The norm against the phantasmatical danger of groups of quasi-religious women must be a symbolic one, in that this norm must refer, in a Lacanian terminology, to the Founding Reference, i.e. to the Pope, who has in his body the law, as head of the Apostolic See. This is the idea of the entire research agenda of Pierre Legendre: he writes recently Ce que l'Occident ne voit pas de l'Occident (Mille et une nuits, Paris 2004), concerning the "implicit" groundwork of Western civilization "unseen" by Western peoples, that the Catholic Church "s'est constitué une autre Bible, occulte celle-lô...le monument romano-canonique" (Legendre, 50). Canon law is a normative Text, but implicit, associated with the foundational Text, the Bible, an explicit one. This is "la formation d'une généalogie occulte" (Legendre, 50), i.e. the identity of Western civilization in its psychoanalytic genealogical groundwork.

A quasi-religious woman is dangerous in that she is looking for a way of life without Text. There is a Text, the Tradition of the Catholic Church--the Bible plus the Canon Law--but if a quasi-religious woman prefers to avoid any reference to this Tradition, she is immediately a danger for this Institution. This woman is the manifestation for the searching of another Text, or for no Text at all. In the first case, it is the challenging of the Catholic Church in favour of another church; in the second case, the contemporary name is anarchy. So, if there is any "incongruity" in canon lawyers, this is a matter of fifteenth-century thinkers, anticipating in some way the radical denial of canon law by Martin Luther (but Calvin speaks differently about normativity).

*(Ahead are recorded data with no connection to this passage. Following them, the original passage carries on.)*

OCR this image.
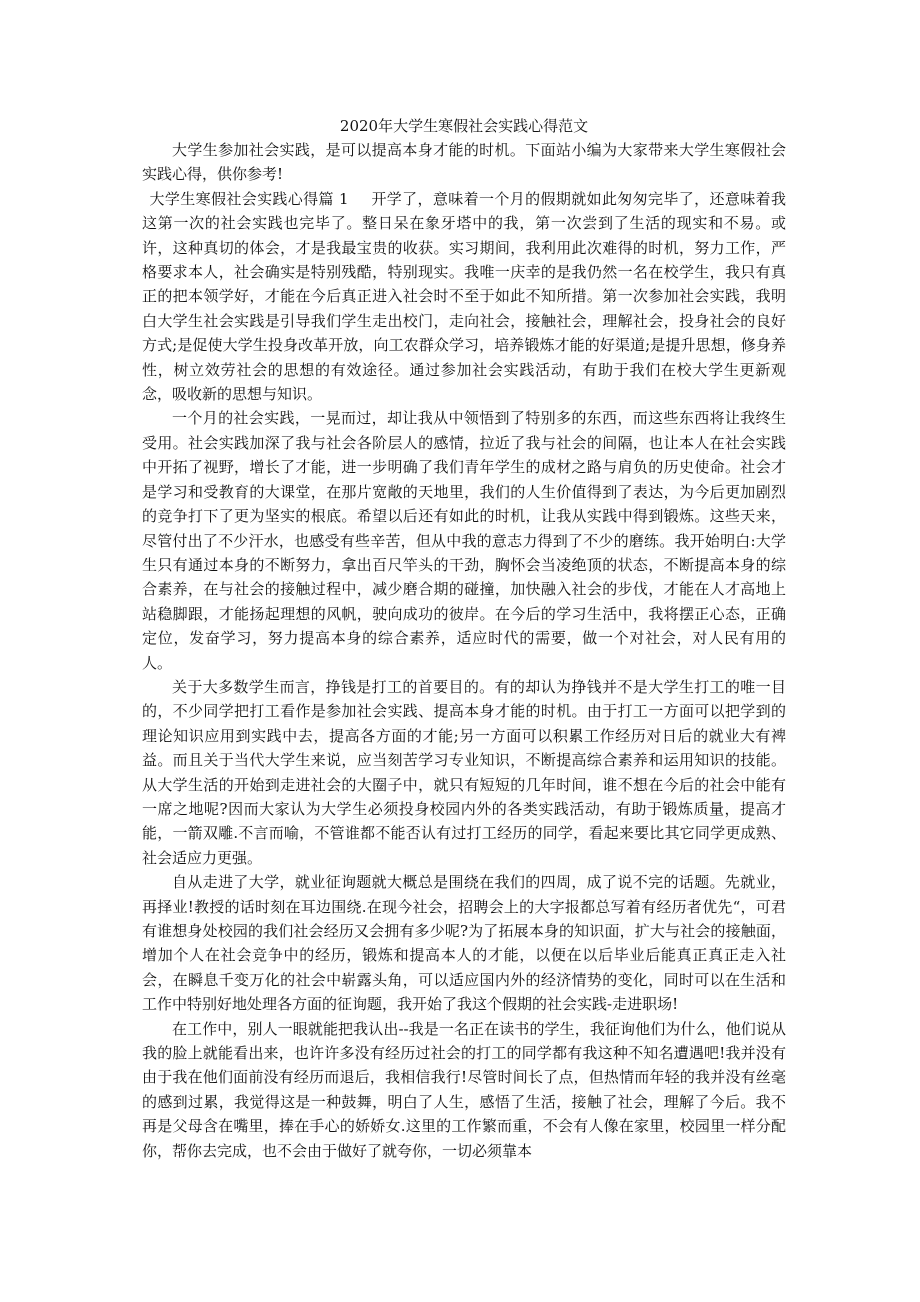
2020年大学生寒假社会实践心得范文

大学生参加社会实践，是可以提高本身才能的时机。下面站小编为大家带来大学生寒假社会实践心得，供你参考!

大学生寒假社会实践心得篇 1 开学了，意味着一个月的假期就如此匆匆完毕了，还意味着我这第一次的社会实践也完毕了。整日呆在象牙塔中的我，第一次尝到了生活的现实和不易。或许，这种真切的体会，才是我最宝贵的收获。实习期间，我利用此次难得的时机，努力工作，严格要求本人，社会确实是特别残酷，特别现实。我唯一庆幸的是我仍然一名在校学生，我只有真正的把本领学好，才能在今后真正进入社会时不至于如此不知所措。第一次参加社会实践，我明白大学生社会实践是引导我们学生走出校门，走向社会，接触社会，理解社会，投身社会的良好方式;是促使大学生投身改革开放，向工农群众学习，培养锻炼才能的好渠道;是提升思想，修身养性，树立效劳社会的思想的有效途径。通过参加社会实践活动，有助于我们在校大学生更新观念，吸收新的思想与知识。

一个月的社会实践，一晃而过，却让我从中领悟到了特别多的东西，而这些东西将让我终生受用。社会实践加深了我与社会各阶层人的感情，拉近了我与社会的间隔，也让本人在社会实践中开拓了视野，增长了才能，进一步明确了我们青年学生的成材之路与肩负的历史使命。社会才是学习和受教育的大课堂，在那片宽敞的天地里，我们的人生价值得到了表达，为今后更加剧烈的竞争打下了更为坚实的根底。希望以后还有如此的时机，让我从实践中得到锻炼。这些天来，尽管付出了不少汗水，也感受有些辛苦，但从中我的意志力得到了不少的磨练。我开始明白:大学生只有通过本身的不断努力，拿出百尺竿头的干劲，胸怀会当凌绝顶的状态，不断提高本身的综合素养，在与社会的接触过程中，减少磨合期的碰撞，加快融入社会的步伐，才能在人才高地上站稳脚跟，才能扬起理想的风帆，驶向成功的彼岸。在今后的学习生活中，我将摆正心态，正确定位，发奋学习，努力提高本身的综合素养，适应时代的需要，做一个对社会，对人民有用的人。

关于大多数学生而言，挣钱是打工的首要目的。有的却认为挣钱并不是大学生打工的唯一目的，不少同学把打工看作是参加社会实践、提高本身才能的时机。由于打工一方面可以把学到的理论知识应用到实践中去，提高各方面的才能;另一方面可以积累工作经历对日后的就业大有裨益。而且关于当代大学生来说，应当刻苦学习专业知识，不断提高综合素养和运用知识的技能。从大学生活的开始到走进社会的大圈子中，就只有短短的几年时间，谁不想在今后的社会中能有一席之地呢?因而大家认为大学生必须投身校园内外的各类实践活动，有助于锻炼质量，提高才能，一箭双雕.不言而喻，不管谁都不能否认有过打工经历的同学，看起来要比其它同学更成熟、社会适应力更强。

自从走进了大学，就业征询题就大概总是围绕在我们的四周，成了说不完的话题。先就业，再择业!教授的话时刻在耳边围绕.在现今社会，招聘会上的大字报都总写着有经历者优先“，可君有谁想身处校园的我们社会经历又会拥有多少呢?为了拓展本身的知识面，扩大与社会的接触面，增加个人在社会竞争中的经历，锻炼和提高本人的才能，以便在以后毕业后能真正真正走入社会，在瞬息千变万化的社会中崭露头角，可以适应国内外的经济情势的变化，同时可以在生活和工作中特别好地处理各方面的征询题，我开始了我这个假期的社会实践-走进职场!

在工作中，别人一眼就能把我认出--我是一名正在读书的学生，我征询他们为什么，他们说从我的脸上就能看出来，也许许多没有经历过社会的打工的同学都有我这种不知名遭遇吧!我并没有由于我在他们面前没有经历而退后，我相信我行!尽管时间长了点，但热情而年轻的我并没有丝毫的感到过累，我觉得这是一种鼓舞，明白了人生，感悟了生活，接触了社会，理解了今后。我不再是父母含在嘴里，捧在手心的娇娇女.这里的工作繁而重，不会有人像在家里，校园里一样分配你，帮你去完成，也不会由于做好了就夸你，一切必须靠本
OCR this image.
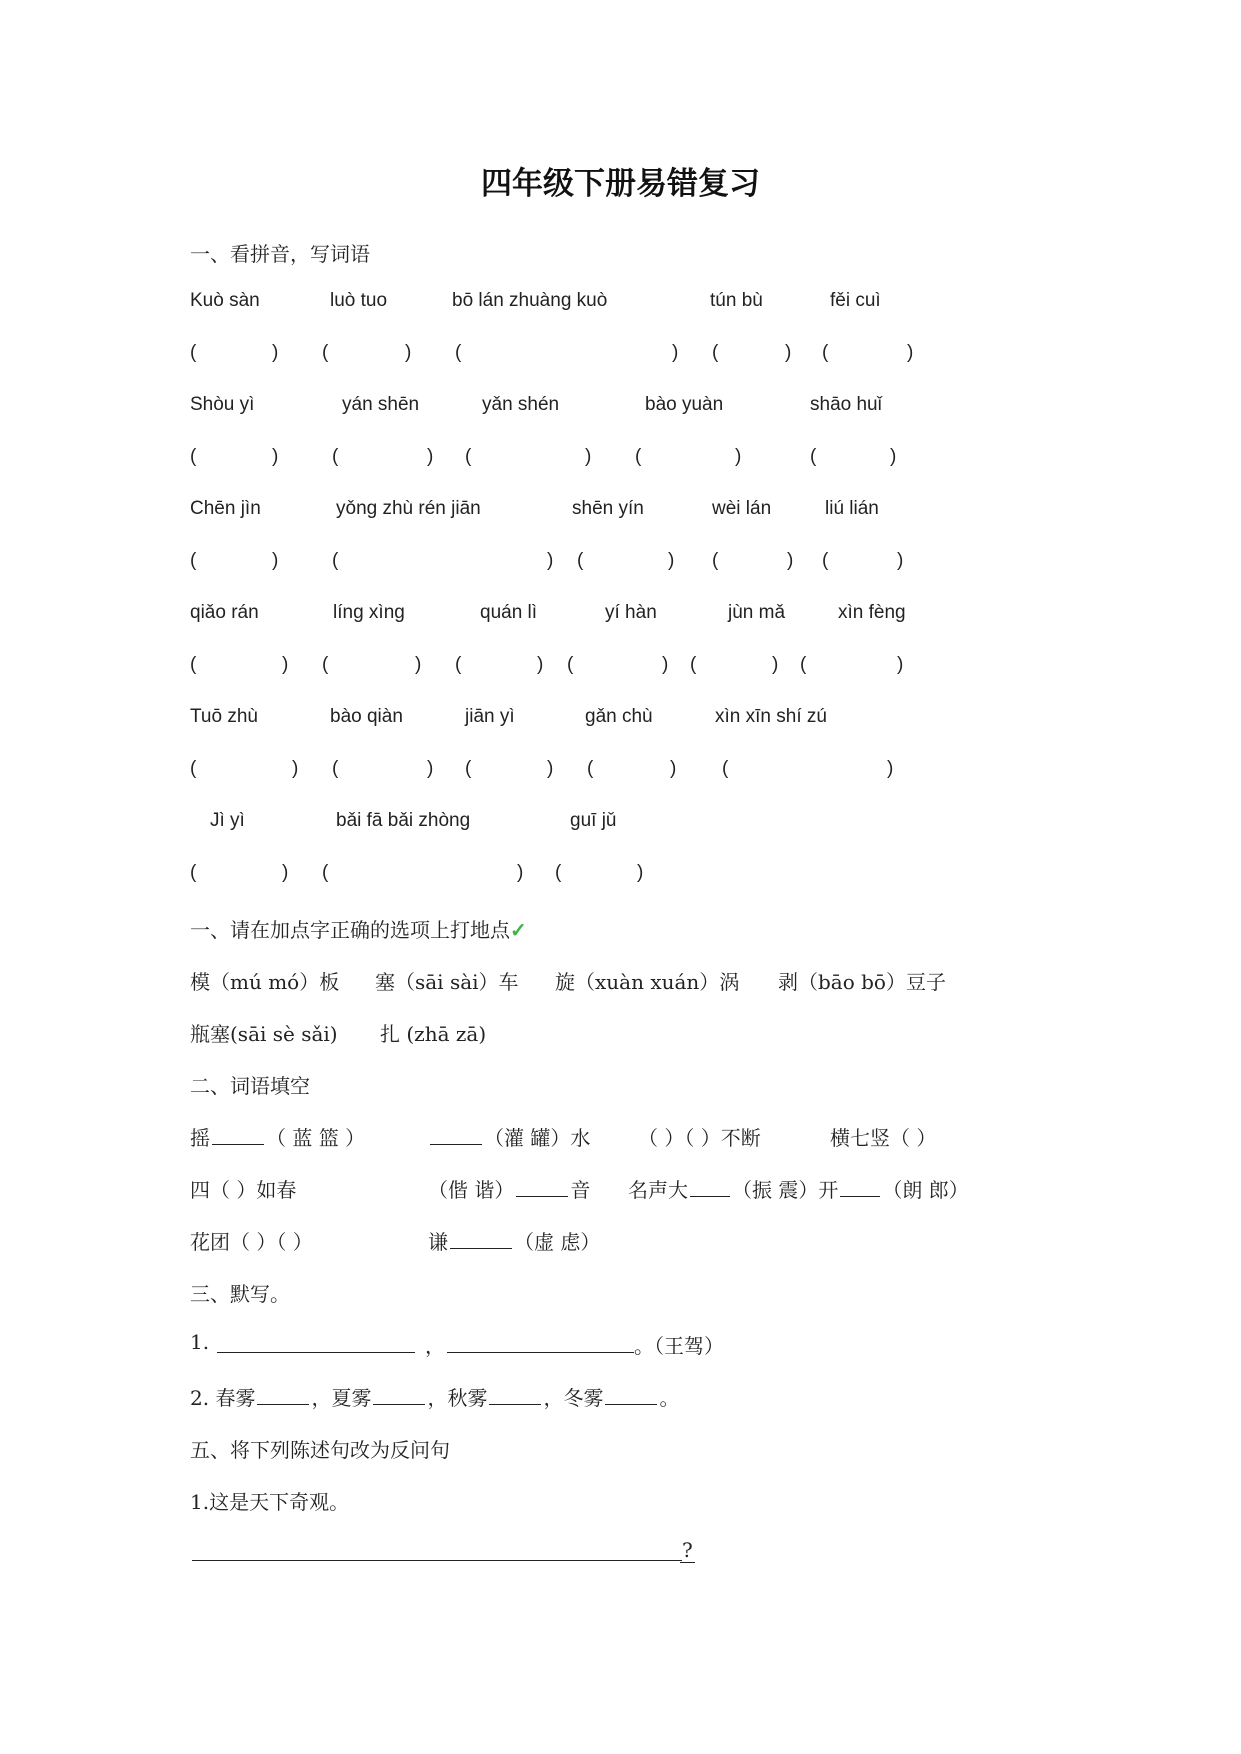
四年级下册易错复习
一、看拼音，写词语
Kuò sàn	luò tuo	bō lán zhuàng kuò	tún bù	fěi cuì
(	) (	) (	) (	) (	)
Shòu yì	yán shēn	yǎn shén	bào yuàn	shāo huǐ
(	)	(	) (	) (	)	(	)
Chēn jìn	yǒng zhù rén jiān	shēn yín	wèi lán	liú lián
(	)	(	) (	) (	) (	)
qiǎo rán	líng xìng	quán lì	yí hàn	jùn mǎ	xìn fèng
(	) (	) (	) (	) (	) (	)
Tuō zhù	bào qiàn	jiān yì	gǎn chù	xìn xīn shí zú
(	) (	) (	) (	) (	)
Jì yì	bǎi fā bǎi zhòng	guī jǔ
(	) (	) (	)
一、请在加点字正确的选项上打地点✓
模（mú mó）板 塞（sāi sài）车 旋（xuàn xuán）涡 剥（bāo bō）豆子
瓶塞(sāi sè sǎi) 扎 (zhā zā)
二、词语填空
摇	（ 蓝 篮 ）	（灌 罐）水 （ ）（ ）不断	横七竖（ ）
四（ ）如春	（偕 谐）	音 名声大 （振 震）开 （朗 郎）
花团（ ）（ ）	谦	（虚 虑）
三、默写。
1.	，	。（王驾）
2. 春雾	，夏雾	，秋雾	，冬雾	。
五、将下列陈述句改为反问句
1.这是天下奇观。
?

Finally, even if I disagree with the "Assessment and Reassessment" (139-148) of Makowski, I think that her opinion must be seriously discussed. And she makes an excellent contribution to historiography by analysing quasi-religious women in the normative context of speech, and not the more classical (and sometimes abused) spiritual one.

NOTES

[1] See History of Political Ideas, I-VIII, vol. IV, published in The Collected Works of Eric Voegelin, University of Missouri Press, vol. 19-26, vol. 22, pp. 131-214.

[2] See Law and the Unconscious: A Legendre Reader, London 1997.

[3] See the first volume of his essential Law and Revolution.

[4] History of political ideas, IV, Collected Works, 22, p. 134.